Badger culling may return to Devon this summer

 

The cull in Devon started at this time last year, will it return? The Department for Environment, Food & Rural Affairs (Defra), was issued two badger control licenses for areas in Devon in 2016 which are valid until 2019. Last year culling began in Devon and Somerset at the end of August and a Devon animal lover expects the cull to return this year. Before a cull can begin an authorisation letter must be published by the Government, so far no such letter has been published.

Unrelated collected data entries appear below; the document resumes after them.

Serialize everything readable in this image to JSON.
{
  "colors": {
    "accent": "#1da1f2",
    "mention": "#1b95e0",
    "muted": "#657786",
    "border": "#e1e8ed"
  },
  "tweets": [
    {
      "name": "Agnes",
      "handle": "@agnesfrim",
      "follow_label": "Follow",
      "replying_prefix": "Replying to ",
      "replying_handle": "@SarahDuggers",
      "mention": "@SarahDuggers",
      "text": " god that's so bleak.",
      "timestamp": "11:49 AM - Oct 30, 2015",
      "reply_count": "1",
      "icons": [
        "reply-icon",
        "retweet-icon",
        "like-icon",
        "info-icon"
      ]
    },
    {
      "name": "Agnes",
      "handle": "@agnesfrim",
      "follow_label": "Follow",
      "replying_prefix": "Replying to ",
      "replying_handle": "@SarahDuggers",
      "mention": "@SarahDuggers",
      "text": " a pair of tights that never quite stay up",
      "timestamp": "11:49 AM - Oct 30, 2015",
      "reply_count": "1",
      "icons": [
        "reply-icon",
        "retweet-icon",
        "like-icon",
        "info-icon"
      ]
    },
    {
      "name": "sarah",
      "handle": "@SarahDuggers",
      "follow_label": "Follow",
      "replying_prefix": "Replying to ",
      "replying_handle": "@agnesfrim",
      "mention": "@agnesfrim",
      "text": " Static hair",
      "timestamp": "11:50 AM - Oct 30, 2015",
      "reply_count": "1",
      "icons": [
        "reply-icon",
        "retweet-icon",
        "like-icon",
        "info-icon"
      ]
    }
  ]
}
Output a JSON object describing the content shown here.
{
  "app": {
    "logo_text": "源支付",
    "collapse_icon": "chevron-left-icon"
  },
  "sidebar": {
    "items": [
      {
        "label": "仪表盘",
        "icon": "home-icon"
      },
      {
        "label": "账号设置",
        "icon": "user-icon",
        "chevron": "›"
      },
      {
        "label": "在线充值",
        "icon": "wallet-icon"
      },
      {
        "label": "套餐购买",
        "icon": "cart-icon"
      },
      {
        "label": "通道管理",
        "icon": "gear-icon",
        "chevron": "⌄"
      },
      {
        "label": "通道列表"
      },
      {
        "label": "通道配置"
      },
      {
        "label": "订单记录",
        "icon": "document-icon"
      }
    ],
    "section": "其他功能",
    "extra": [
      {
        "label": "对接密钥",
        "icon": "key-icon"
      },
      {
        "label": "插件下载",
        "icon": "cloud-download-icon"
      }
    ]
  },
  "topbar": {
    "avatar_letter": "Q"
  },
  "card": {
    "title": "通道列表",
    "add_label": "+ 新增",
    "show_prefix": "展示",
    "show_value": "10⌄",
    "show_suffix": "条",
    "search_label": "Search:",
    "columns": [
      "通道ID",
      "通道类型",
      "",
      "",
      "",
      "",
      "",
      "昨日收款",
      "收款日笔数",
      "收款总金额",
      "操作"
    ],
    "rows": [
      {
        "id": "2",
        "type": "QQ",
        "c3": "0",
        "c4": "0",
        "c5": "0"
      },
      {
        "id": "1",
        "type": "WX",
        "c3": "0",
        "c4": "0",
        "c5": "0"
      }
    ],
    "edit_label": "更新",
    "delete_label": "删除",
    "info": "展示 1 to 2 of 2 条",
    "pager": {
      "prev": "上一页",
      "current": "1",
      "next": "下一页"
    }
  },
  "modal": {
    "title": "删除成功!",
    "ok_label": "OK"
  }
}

Animal lover Veronica Leat, from Northam near Bideford, contacted Devon Live to raise concerns she has about a return of the cull this summer. Badger culling was first trialed in Gloucestershire and west Somerset in October 2013, the trials were repeated in 2014 and 2015. The culls were expanded to include parts of Devon in 2016. According to Veronica’s estimates so far 10,866 badgers have been culled in Devon and Cornwall since the cull began. She said: “Badgers have been around for a quarter of a million years and are part of a complex eco-system and food chain. Badgers and cattle are wary of each other and do not freely mix. “Culled badgers are no longer tested for Bovine Tuberculosis. Defra states the Randomized Badger Culling Trial (RBCT) has already determined badgers are carriers, in fact, all animals can spread Bovine TB, even earthworms.

 

 

 

“However past RBCT results show only 1.6% were potentially infectious. By my reckoning, this means that of the 10,866 badgers already killed in the two counties, roughly 172 would have tested positive and 10,694 were healthy animals and died needlessly. “Badgers are culled by two methods: free range shooting and trapping. So far the cull has even failed to reach the Government's low humaneness standards. She added: “As you might imagine, with free shooting at night, a huge percentage of animals are wounded and do not die immediately. Often they cannot be found and must die horrible lingering deaths.”

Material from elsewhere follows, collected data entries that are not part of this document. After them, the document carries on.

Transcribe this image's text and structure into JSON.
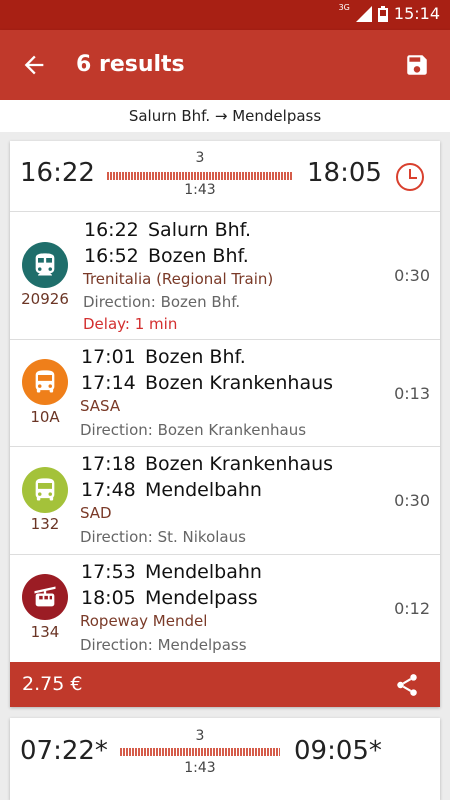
{
  "status_bar": {
    "network": "3G",
    "time": "15:14"
  },
  "app_bar": {
    "title": "6 results",
    "back_icon": "arrow-left-icon",
    "save_icon": "save-icon"
  },
  "route": {
    "text": "Salurn Bhf. → Mendelpass"
  },
  "results": [
    {
      "departure": "16:22",
      "arrival": "18:05",
      "changes": "3",
      "duration": "1:43",
      "price": "2.75 €",
      "legs": [
        {
          "line": "20926",
          "mode": "train",
          "color": "#1f6e6b",
          "from_time": "16:22",
          "from_stop": "Salurn Bhf.",
          "to_time": "16:52",
          "to_stop": "Bozen Bhf.",
          "operator": "Trenitalia (Regional Train)",
          "direction": "Direction: Bozen Bhf.",
          "delay": "Delay: 1 min",
          "duration": "0:30"
        },
        {
          "line": "10A",
          "mode": "bus",
          "color": "#ef7f1a",
          "from_time": "17:01",
          "from_stop": "Bozen Bhf.",
          "to_time": "17:14",
          "to_stop": "Bozen Krankenhaus",
          "operator": "SASA",
          "direction": "Direction: Bozen Krankenhaus",
          "duration": "0:13"
        },
        {
          "line": "132",
          "mode": "bus",
          "color": "#a4c23a",
          "from_time": "17:18",
          "from_stop": "Bozen Krankenhaus",
          "to_time": "17:48",
          "to_stop": "Mendelbahn",
          "operator": "SAD",
          "direction": "Direction: St. Nikolaus",
          "duration": "0:30"
        },
        {
          "line": "134",
          "mode": "cable-car",
          "color": "#9b1c24",
          "from_time": "17:53",
          "from_stop": "Mendelbahn",
          "to_time": "18:05",
          "to_stop": "Mendelpass",
          "operator": "Ropeway Mendel",
          "direction": "Direction: Mendelpass",
          "duration": "0:12"
        }
      ]
    },
    {
      "departure": "07:22*",
      "arrival": "09:05*",
      "changes": "3",
      "duration": "1:43"
    }
  ],
  "colors": {
    "primary": "#c0392b",
    "status_bar": "#a82014",
    "delay": "#d32f2f"
  }
}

A Defra spokesperson said: “England has the highest incidence of bovine TB (bTB) in Europe and that is why we are taking strong action to deliver our 25-year strategy to beat the disease and protect the livelihoods of our dairy and beef farmers. “Our comprehensive strategy includes one of the most rigorous surveillance programmes for bTB in cattle in the world, strengthening movement controls, improving biosecurity on farms and when trading, badger control in areas where bTB is rife and badger vaccination when possible. “Farmers can access practical guidance to help protect their herds from bTB on the TB Hub, which brings together advice on biosecurity from the government, farming experts and leading vets in one place.

 

 

 

“This strategy has worked overseas and is supported by the Government and Defra chief scientists and leading vets. It is already delivering results—England has this year applied for Officially TB-Free (OTF) status for half the country, two years ahead of schedule.”